§ 78 SchulG, Kostenverteilung bei Schulzentren und organisatorisch verbundenen Schulen

§ 78 SchulG
Schulgesetz (SchulG)
Landesrecht Rheinland-Pfalz

Abschnitt 2 – Staatliche Schulen → Unterabschnitt 1 – Personal- und Sachbedarf

Titel: Schulgesetz (SchulG)
Normgeber: Rheinland-Pfalz
Amtliche Abkürzung: SchulG
Gliederungs-Nr.: 223-1
Normtyp: Gesetz

(1) Umfasst das Schulzentrum einer Verbandsgemeinde, verbandsfreien Gemeinde oder großen kreisangehörigen Stadt ein Gymnasium, erstattet der Landkreis dem Schulträger die auf das Gymnasium entfallenden und durch Zuschüsse des Landes oder sonstiger Dritter nicht gedeckten Kosten.

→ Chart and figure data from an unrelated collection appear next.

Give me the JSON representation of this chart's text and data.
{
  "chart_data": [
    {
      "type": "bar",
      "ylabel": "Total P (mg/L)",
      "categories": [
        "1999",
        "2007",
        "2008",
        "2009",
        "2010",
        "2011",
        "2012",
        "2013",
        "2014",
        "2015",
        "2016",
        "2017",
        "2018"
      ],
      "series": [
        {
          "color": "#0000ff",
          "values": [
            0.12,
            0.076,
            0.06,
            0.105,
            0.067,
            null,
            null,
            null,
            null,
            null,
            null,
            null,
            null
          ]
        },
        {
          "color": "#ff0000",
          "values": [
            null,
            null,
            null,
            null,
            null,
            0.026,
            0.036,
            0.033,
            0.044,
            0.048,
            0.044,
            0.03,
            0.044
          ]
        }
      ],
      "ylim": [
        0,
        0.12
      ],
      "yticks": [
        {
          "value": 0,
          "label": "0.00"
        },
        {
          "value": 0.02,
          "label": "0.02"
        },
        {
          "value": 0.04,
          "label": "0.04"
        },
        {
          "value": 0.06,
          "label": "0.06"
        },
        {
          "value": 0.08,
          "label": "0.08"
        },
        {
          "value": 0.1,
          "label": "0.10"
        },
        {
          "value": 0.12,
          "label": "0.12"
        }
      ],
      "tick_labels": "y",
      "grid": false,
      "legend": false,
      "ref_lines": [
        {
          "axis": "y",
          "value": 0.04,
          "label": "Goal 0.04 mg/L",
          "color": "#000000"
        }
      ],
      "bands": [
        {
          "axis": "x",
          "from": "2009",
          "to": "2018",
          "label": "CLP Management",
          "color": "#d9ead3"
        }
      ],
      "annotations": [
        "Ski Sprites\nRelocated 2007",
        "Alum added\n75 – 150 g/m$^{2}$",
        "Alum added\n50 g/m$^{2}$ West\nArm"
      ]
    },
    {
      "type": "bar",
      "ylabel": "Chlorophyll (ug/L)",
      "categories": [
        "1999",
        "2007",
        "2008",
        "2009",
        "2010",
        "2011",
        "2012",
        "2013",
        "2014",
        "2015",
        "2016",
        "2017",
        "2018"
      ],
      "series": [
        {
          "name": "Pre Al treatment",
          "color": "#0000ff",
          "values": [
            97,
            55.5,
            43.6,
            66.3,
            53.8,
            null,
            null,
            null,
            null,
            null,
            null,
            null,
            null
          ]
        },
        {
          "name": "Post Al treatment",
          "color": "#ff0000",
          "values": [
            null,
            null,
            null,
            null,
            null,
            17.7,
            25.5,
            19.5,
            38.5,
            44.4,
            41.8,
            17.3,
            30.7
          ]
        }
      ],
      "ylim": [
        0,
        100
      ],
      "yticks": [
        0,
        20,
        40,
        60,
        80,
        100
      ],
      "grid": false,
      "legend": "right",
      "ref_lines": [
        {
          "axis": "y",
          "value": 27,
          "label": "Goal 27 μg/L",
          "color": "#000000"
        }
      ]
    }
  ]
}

(2) Bei organisatorisch verbundenen Grund- und Realschulen plus erstattet die Verbandsgemeinde, verbandsfreie Gemeinde oder große kreisangehörige Stadt, die zum Schulbezirk der Grundschule gehört, dem Landkreis die auf die Grundschulen entfallenden und durch Zuschüsse des Landes oder sonstiger Dritter nicht gedeckten Kosten.

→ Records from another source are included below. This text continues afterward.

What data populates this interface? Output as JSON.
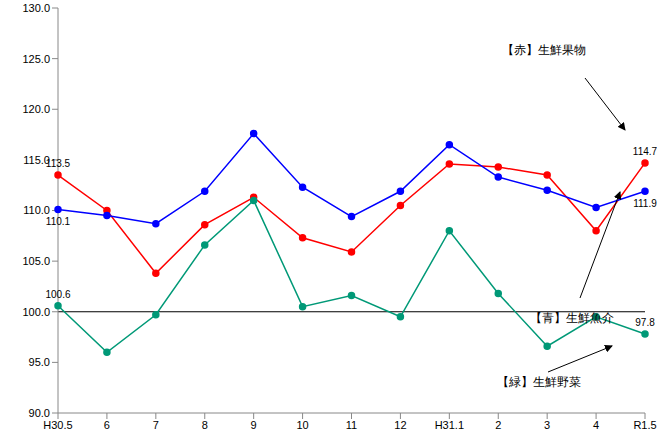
{
  "chart_data": {
    "type": "line",
    "categories": [
      "H30.5",
      "6",
      "7",
      "8",
      "9",
      "10",
      "11",
      "12",
      "H31.1",
      "2",
      "3",
      "4",
      "R1.5"
    ],
    "series": [
      {
        "name": "【赤】生鮮果物",
        "color": "#ff0000",
        "marker": "circle",
        "values": [
          113.5,
          110.0,
          103.8,
          108.6,
          111.3,
          107.3,
          105.9,
          110.5,
          114.6,
          114.3,
          113.5,
          108.0,
          114.7
        ],
        "value_labels": [
          "113.5",
          null,
          null,
          null,
          null,
          null,
          null,
          null,
          null,
          null,
          null,
          null,
          "114.7"
        ]
      },
      {
        "name": "【青】生鮮魚介",
        "color": "#0000ff",
        "marker": "circle",
        "values": [
          110.1,
          109.5,
          108.7,
          111.9,
          117.6,
          112.3,
          109.4,
          111.9,
          116.5,
          113.3,
          112.0,
          110.3,
          111.9
        ],
        "value_labels": [
          "110.1",
          null,
          null,
          null,
          null,
          null,
          null,
          null,
          null,
          null,
          null,
          null,
          "111.9"
        ]
      },
      {
        "name": "【緑】生鮮野菜",
        "color": "#009977",
        "marker": "circle",
        "values": [
          100.6,
          96.0,
          99.7,
          106.6,
          111.0,
          100.5,
          101.6,
          99.5,
          108.0,
          101.8,
          96.6,
          99.5,
          97.8
        ],
        "value_labels": [
          "100.6",
          null,
          null,
          null,
          null,
          null,
          null,
          null,
          null,
          null,
          null,
          null,
          "97.8"
        ]
      }
    ],
    "ylim": [
      90,
      130
    ],
    "yticks": [
      {
        "value": 90,
        "label": "90.0"
      },
      {
        "value": 95,
        "label": "95.0"
      },
      {
        "value": 100,
        "label": "100.0"
      },
      {
        "value": 105,
        "label": "105.0"
      },
      {
        "value": 110,
        "label": "110.0"
      },
      {
        "value": 115,
        "label": "115.0"
      },
      {
        "value": 120,
        "label": "120.0"
      },
      {
        "value": 125,
        "label": "125.0"
      },
      {
        "value": 130,
        "label": "130.0"
      }
    ],
    "baseline": 100,
    "grid": false,
    "data_labels": true
  }
}
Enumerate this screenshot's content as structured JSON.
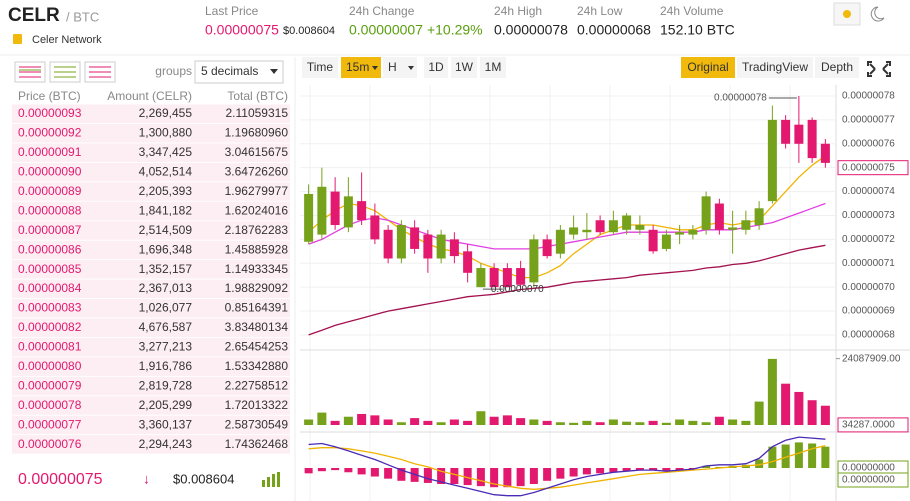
{
  "header": {
    "symbol": "CELR",
    "quote": "/ BTC",
    "name": "Celer Network",
    "stats": [
      {
        "label": "Last Price",
        "value": "0.00000075",
        "sub": "$0.008604"
      },
      {
        "label": "24h Change",
        "value": "0.00000007",
        "sub": "+10.29%"
      },
      {
        "label": "24h High",
        "value": "0.00000078"
      },
      {
        "label": "24h Low",
        "value": "0.00000068"
      },
      {
        "label": "24h Volume",
        "value": "152.10 BTC"
      }
    ]
  },
  "orderbook": {
    "groups_label": "groups",
    "decimals": "5 decimals",
    "columns": [
      "Price (BTC)",
      "Amount (CELR)",
      "Total (BTC)"
    ],
    "rows": [
      [
        "0.00000093",
        "2,269,455",
        "2.11059315"
      ],
      [
        "0.00000092",
        "1,300,880",
        "1.19680960"
      ],
      [
        "0.00000091",
        "3,347,425",
        "3.04615675"
      ],
      [
        "0.00000090",
        "4,052,514",
        "3.64726260"
      ],
      [
        "0.00000089",
        "2,205,393",
        "1.96279977"
      ],
      [
        "0.00000088",
        "1,841,182",
        "1.62024016"
      ],
      [
        "0.00000087",
        "2,514,509",
        "2.18762283"
      ],
      [
        "0.00000086",
        "1,696,348",
        "1.45885928"
      ],
      [
        "0.00000085",
        "1,352,157",
        "1.14933345"
      ],
      [
        "0.00000084",
        "2,367,013",
        "1.98829092"
      ],
      [
        "0.00000083",
        "1,026,077",
        "0.85164391"
      ],
      [
        "0.00000082",
        "4,676,587",
        "3.83480134"
      ],
      [
        "0.00000081",
        "3,277,213",
        "2.65454253"
      ],
      [
        "0.00000080",
        "1,916,786",
        "1.53342880"
      ],
      [
        "0.00000079",
        "2,819,728",
        "2.22758512"
      ],
      [
        "0.00000078",
        "2,205,299",
        "1.72013322"
      ],
      [
        "0.00000077",
        "3,360,137",
        "2.58730549"
      ],
      [
        "0.00000076",
        "2,294,243",
        "1.74362468"
      ]
    ],
    "last_price": "0.00000075",
    "arrow": "↓",
    "last_usd": "$0.008604"
  },
  "toolbar": {
    "intervals": [
      "Time",
      "15m",
      "H",
      "1D",
      "1W",
      "1M"
    ],
    "views": [
      "Original",
      "TradingView",
      "Depth"
    ]
  },
  "chart_data": [
    {
      "type": "candlestick",
      "up_color": "#76a11b",
      "down_color": "#e3196f",
      "open": [
        7.19e-07,
        7.22e-07,
        7.4e-07,
        7.25e-07,
        7.36e-07,
        7.3e-07,
        7.24e-07,
        7.12e-07,
        7.25e-07,
        7.22e-07,
        7.12e-07,
        7.2e-07,
        7.15e-07,
        7e-07,
        7.08e-07,
        7.08e-07,
        7.08e-07,
        7.02e-07,
        7.2e-07,
        7.14e-07,
        7.22e-07,
        7.23e-07,
        7.28e-07,
        7.23e-07,
        7.24e-07,
        7.24e-07,
        7.24e-07,
        7.16e-07,
        7.22e-07,
        7.22e-07,
        7.24e-07,
        7.35e-07,
        7.24e-07,
        7.24e-07,
        7.26e-07,
        7.36e-07,
        7.7e-07,
        7.68e-07,
        7.7e-07,
        7.6e-07
      ],
      "high": [
        7.43e-07,
        7.5e-07,
        7.46e-07,
        7.46e-07,
        7.48e-07,
        7.35e-07,
        7.26e-07,
        7.28e-07,
        7.28e-07,
        7.24e-07,
        7.24e-07,
        7.23e-07,
        7.18e-07,
        7.1e-07,
        7.1e-07,
        7.1e-07,
        7.11e-07,
        7.22e-07,
        7.22e-07,
        7.26e-07,
        7.3e-07,
        7.31e-07,
        7.3e-07,
        7.32e-07,
        7.31e-07,
        7.3e-07,
        7.26e-07,
        7.24e-07,
        7.26e-07,
        7.26e-07,
        7.4e-07,
        7.37e-07,
        7.32e-07,
        7.32e-07,
        7.36e-07,
        7.76e-07,
        7.72e-07,
        7.8e-07,
        7.71e-07,
        7.62e-07
      ],
      "low": [
        7.18e-07,
        7.2e-07,
        7.24e-07,
        7.23e-07,
        7.26e-07,
        7.18e-07,
        7.1e-07,
        7.1e-07,
        7.14e-07,
        7.06e-07,
        7.1e-07,
        7.1e-07,
        7.02e-07,
        7e-07,
        7e-07,
        7e-07,
        7e-07,
        7e-07,
        7.12e-07,
        7.12e-07,
        7.2e-07,
        7.2e-07,
        7.22e-07,
        7.22e-07,
        7.22e-07,
        7.22e-07,
        7.14e-07,
        7.15e-07,
        7.18e-07,
        7.2e-07,
        7.22e-07,
        7.22e-07,
        7.14e-07,
        7.22e-07,
        7.24e-07,
        7.35e-07,
        7.58e-07,
        7.52e-07,
        7.52e-07,
        7.5e-07
      ],
      "close": [
        7.39e-07,
        7.42e-07,
        7.26e-07,
        7.38e-07,
        7.28e-07,
        7.2e-07,
        7.12e-07,
        7.26e-07,
        7.16e-07,
        7.12e-07,
        7.22e-07,
        7.13e-07,
        7.06e-07,
        7.08e-07,
        7e-07,
        7e-07,
        7.01e-07,
        7.2e-07,
        7.13e-07,
        7.24e-07,
        7.25e-07,
        7.24e-07,
        7.23e-07,
        7.28e-07,
        7.3e-07,
        7.26e-07,
        7.15e-07,
        7.22e-07,
        7.23e-07,
        7.24e-07,
        7.38e-07,
        7.24e-07,
        7.25e-07,
        7.28e-07,
        7.33e-07,
        7.7e-07,
        7.6e-07,
        7.6e-07,
        7.54e-07,
        7.52e-07
      ],
      "ma_lines": [
        {
          "color": "#f0b400",
          "values": [
            7.23e-07,
            7.28e-07,
            7.32e-07,
            7.35e-07,
            7.34e-07,
            7.32e-07,
            7.28e-07,
            7.24e-07,
            7.21e-07,
            7.18e-07,
            7.16e-07,
            7.15e-07,
            7.13e-07,
            7.1e-07,
            7.08e-07,
            7.06e-07,
            7.04e-07,
            7.04e-07,
            7.06e-07,
            7.09e-07,
            7.14e-07,
            7.18e-07,
            7.22e-07,
            7.24e-07,
            7.26e-07,
            7.26e-07,
            7.26e-07,
            7.25e-07,
            7.24e-07,
            7.24e-07,
            7.26e-07,
            7.27e-07,
            7.26e-07,
            7.27e-07,
            7.28e-07,
            7.34e-07,
            7.4e-07,
            7.46e-07,
            7.51e-07,
            7.55e-07
          ]
        },
        {
          "color": "#e23fe0",
          "values": [
            7.18e-07,
            7.2e-07,
            7.23e-07,
            7.26e-07,
            7.28e-07,
            7.29e-07,
            7.28e-07,
            7.26e-07,
            7.24e-07,
            7.22e-07,
            7.2e-07,
            7.19e-07,
            7.18e-07,
            7.17e-07,
            7.16e-07,
            7.16e-07,
            7.16e-07,
            7.16e-07,
            7.17e-07,
            7.18e-07,
            7.19e-07,
            7.2e-07,
            7.21e-07,
            7.22e-07,
            7.23e-07,
            7.23e-07,
            7.23e-07,
            7.23e-07,
            7.23e-07,
            7.23e-07,
            7.24e-07,
            7.24e-07,
            7.24e-07,
            7.25e-07,
            7.26e-07,
            7.27e-07,
            7.29e-07,
            7.31e-07,
            7.33e-07,
            7.35e-07
          ]
        },
        {
          "color": "#a3114f",
          "values": [
            6.8e-07,
            6.82e-07,
            6.84e-07,
            6.855e-07,
            6.87e-07,
            6.885e-07,
            6.9e-07,
            6.91e-07,
            6.92e-07,
            6.93e-07,
            6.94e-07,
            6.95e-07,
            6.96e-07,
            6.965e-07,
            6.97e-07,
            6.98e-07,
            6.99e-07,
            6.995e-07,
            7e-07,
            7.01e-07,
            7.02e-07,
            7.025e-07,
            7.03e-07,
            7.035e-07,
            7.04e-07,
            7.05e-07,
            7.055e-07,
            7.06e-07,
            7.065e-07,
            7.07e-07,
            7.08e-07,
            7.085e-07,
            7.095e-07,
            7.1e-07,
            7.11e-07,
            7.125e-07,
            7.14e-07,
            7.155e-07,
            7.165e-07,
            7.175e-07
          ]
        }
      ],
      "ylim": [
        6.737e-07,
        7.846e-07
      ],
      "yticks": [
        {
          "value": 7.8e-07,
          "label": "0.00000078"
        },
        {
          "value": 7.7e-07,
          "label": "0.00000077"
        },
        {
          "value": 7.6e-07,
          "label": "0.00000076"
        },
        {
          "value": 7.5e-07,
          "label": "0.00000075"
        },
        {
          "value": 7.4e-07,
          "label": "0.00000074"
        },
        {
          "value": 7.3e-07,
          "label": "0.00000073"
        },
        {
          "value": 7.2e-07,
          "label": "0.00000072"
        },
        {
          "value": 7.1e-07,
          "label": "0.00000071"
        },
        {
          "value": 7e-07,
          "label": "0.00000070"
        },
        {
          "value": 6.9e-07,
          "label": "0.00000069"
        },
        {
          "value": 6.8e-07,
          "label": "0.00000068"
        }
      ],
      "high_label": "0.00000078",
      "low_label": "0.00000070",
      "last_value": 7.5e-07,
      "last_label": "0.00000075",
      "grid": true
    },
    {
      "type": "bar",
      "values": [
        2000000,
        4500000,
        1500000,
        3000000,
        4000000,
        3500000,
        2000000,
        1000000,
        2500000,
        1500000,
        1000000,
        2000000,
        1500000,
        5000000,
        3000000,
        3500000,
        2500000,
        2000000,
        1500000,
        1000000,
        800000,
        1500000,
        1000000,
        2000000,
        1200000,
        1000000,
        1500000,
        800000,
        2000000,
        1500000,
        1000000,
        3000000,
        2000000,
        1500000,
        8500000,
        24000000,
        15000000,
        12000000,
        9000000,
        7000000
      ],
      "ylim": [
        0,
        26500000
      ],
      "yticks": [
        {
          "value": 24087909,
          "label": "24087909.00"
        },
        {
          "value": 34287,
          "label": "34287.0000"
        }
      ]
    },
    {
      "type": "macd",
      "dif_color": "#4a2bb5",
      "dea_color": "#f0b400",
      "dif": [
        2.2e-09,
        2.3e-09,
        2e-09,
        1.6e-09,
        1.2e-09,
        8e-10,
        3e-10,
        -2e-10,
        -6e-10,
        -1e-09,
        -1.3e-09,
        -1.6e-09,
        -1.9e-09,
        -2.2e-09,
        -2.5e-09,
        -2.6e-09,
        -2.6e-09,
        -2.3e-09,
        -1.9e-09,
        -1.5e-09,
        -1.1e-09,
        -8e-10,
        -6e-10,
        -4e-10,
        -3e-10,
        -2e-10,
        -2e-10,
        -3e-10,
        -2e-10,
        -1e-10,
        2e-10,
        3e-10,
        3e-10,
        4e-10,
        9e-10,
        2e-09,
        2.6e-09,
        2.9e-09,
        2.8e-09,
        2.7e-09
      ],
      "dea": [
        1.8e-09,
        1.9e-09,
        1.9e-09,
        1.8e-09,
        1.6e-09,
        1.4e-09,
        1.1e-09,
        8e-10,
        4e-10,
        1e-10,
        -3e-10,
        -6e-10,
        -9e-10,
        -1.2e-09,
        -1.5e-09,
        -1.7e-09,
        -1.9e-09,
        -2e-09,
        -1.9e-09,
        -1.8e-09,
        -1.6e-09,
        -1.4e-09,
        -1.2e-09,
        -1e-09,
        -8e-10,
        -6e-10,
        -5e-10,
        -4e-10,
        -3e-10,
        -2e-10,
        -1e-10,
        0,
        1e-10,
        2e-10,
        3e-10,
        6e-10,
        1e-09,
        1.4e-09,
        1.8e-09,
        2.1e-09
      ],
      "hist": [
        -5e-10,
        -3e-10,
        -2e-10,
        -4e-10,
        -6e-10,
        -8e-10,
        -1e-09,
        -1.2e-09,
        -1.3e-09,
        -1.4e-09,
        -1.5e-09,
        -1.5e-09,
        -1.6e-09,
        -1.7e-09,
        -1.8e-09,
        -1.8e-09,
        -1.7e-09,
        -1.5e-09,
        -1.2e-09,
        -1e-09,
        -8e-10,
        -6e-10,
        -5e-10,
        -4e-10,
        -3e-10,
        -2e-10,
        -2e-10,
        -3e-10,
        -2e-10,
        -1e-10,
        2e-10,
        1e-10,
        2e-10,
        3e-10,
        8e-10,
        2e-09,
        2.2e-09,
        2.4e-09,
        2.3e-09,
        2e-09
      ],
      "ylim": [
        -3e-09,
        3e-09
      ],
      "yticks": [
        {
          "value": 0,
          "label": "0.00000000"
        }
      ],
      "last_label": "0.00000000"
    }
  ]
}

(3) Die Haushaltsansätze für die in den Absätzen 1 und 2 genannten Schulen sind im Einvernehmen mit der Gebietskörperschaft, die zur Erstattung verpflichtet ist, im Haushaltsplan zu veranschlagen. Wird ein Einvernehmen nicht erzielt und verletzt dadurch eine der beteiligten Gebietskörperschaften die ihr auf Grund dieses Gesetzes obliegenden Verpflichtungen, so gilt § 97 Abs. 4. Zuständige Kommunalaufsichtsbehörde ist die Aufsichts- und Dienstleistungsdirektion; sie hat die Schulbehörde zu hören.